Speaking Thursday at the National Institutes of Health, the president said his plan would tackle Omicron with science and speed, not chaos and confusion.
“And it doesn’t include shutdowns or lockdowns, but widespread vaccinations and boosters and testing, and a lot more,” he said.
Among the specifics, the plan calls for aggressive new measures to help all eligible adults get their booster shots; establishing family vaccination clinics and taking other steps to get more children protected; requiring private insurance to cover the cost of at-home test kits; and continuing to push a vaccine or testing mandate in most workplaces.
As a whole, Oklahoma’s congressional delegation opposes vaccine mandates and is fighting to have them stopped.
In the last week, health officials have confirmed Omicron has now become the dominant strain of the SARS-CoV-2 virus in several southern African nations, although they said early indicators are that symptoms from the variant are generally mild.
Cases of the new strain have been identified in Europe, Asia and North America. The first case in the United States was detected Wednesday in California. A second was identified Thursday in Minnesota after the person returned from a trip in New York City.

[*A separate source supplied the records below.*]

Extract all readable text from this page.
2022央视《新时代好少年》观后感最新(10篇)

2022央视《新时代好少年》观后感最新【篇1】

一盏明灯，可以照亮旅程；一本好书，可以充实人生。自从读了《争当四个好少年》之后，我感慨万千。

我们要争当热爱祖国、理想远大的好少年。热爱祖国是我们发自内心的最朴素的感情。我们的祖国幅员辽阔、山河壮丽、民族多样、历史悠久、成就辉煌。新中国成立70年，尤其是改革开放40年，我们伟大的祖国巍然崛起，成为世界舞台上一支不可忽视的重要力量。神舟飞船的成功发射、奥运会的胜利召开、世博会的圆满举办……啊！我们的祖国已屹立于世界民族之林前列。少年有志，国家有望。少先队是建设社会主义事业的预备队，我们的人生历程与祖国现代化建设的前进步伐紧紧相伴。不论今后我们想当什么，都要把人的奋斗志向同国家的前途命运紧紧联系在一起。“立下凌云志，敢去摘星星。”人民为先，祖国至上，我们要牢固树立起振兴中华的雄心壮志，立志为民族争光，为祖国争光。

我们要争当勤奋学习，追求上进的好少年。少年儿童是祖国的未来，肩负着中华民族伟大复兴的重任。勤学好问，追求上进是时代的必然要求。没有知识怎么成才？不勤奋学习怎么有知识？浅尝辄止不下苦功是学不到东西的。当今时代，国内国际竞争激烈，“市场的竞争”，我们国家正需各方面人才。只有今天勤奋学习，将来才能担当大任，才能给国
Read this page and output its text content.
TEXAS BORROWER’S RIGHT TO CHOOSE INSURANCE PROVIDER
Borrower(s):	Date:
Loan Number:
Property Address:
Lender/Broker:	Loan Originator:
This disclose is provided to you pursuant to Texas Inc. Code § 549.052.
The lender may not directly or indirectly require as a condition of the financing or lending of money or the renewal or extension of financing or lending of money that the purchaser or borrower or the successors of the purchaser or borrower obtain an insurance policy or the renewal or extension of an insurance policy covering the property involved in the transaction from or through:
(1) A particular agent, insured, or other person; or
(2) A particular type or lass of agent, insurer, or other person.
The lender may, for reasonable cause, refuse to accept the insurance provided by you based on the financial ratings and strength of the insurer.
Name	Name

The heightened level of concern surrounding Omicron stems from what epidemiologists said is its high degree of transmissibility due to more than 30 mutations on the spike protein, which is where it bonds to cells in the human body. By comparison, the Delta variant has less than 20 such mutations.
Members of Oklahoma’s congressional delegation are downplaying what some see as unnecessary worry over this latest variant.
“Covid is with us and we’re going to have to learn to live with it as a society,” said Rep. Markwayne Mullin (R-OK2). “We take precautions, but we don’t let it control our life, and we don’t live in fear.”
“I feel like every month or two we hear about a new variant,” Rep. Stephanie Bice (R-OK5) said in an interview on Wednesday. “The best thing you can do is to consider getting the vaccine.”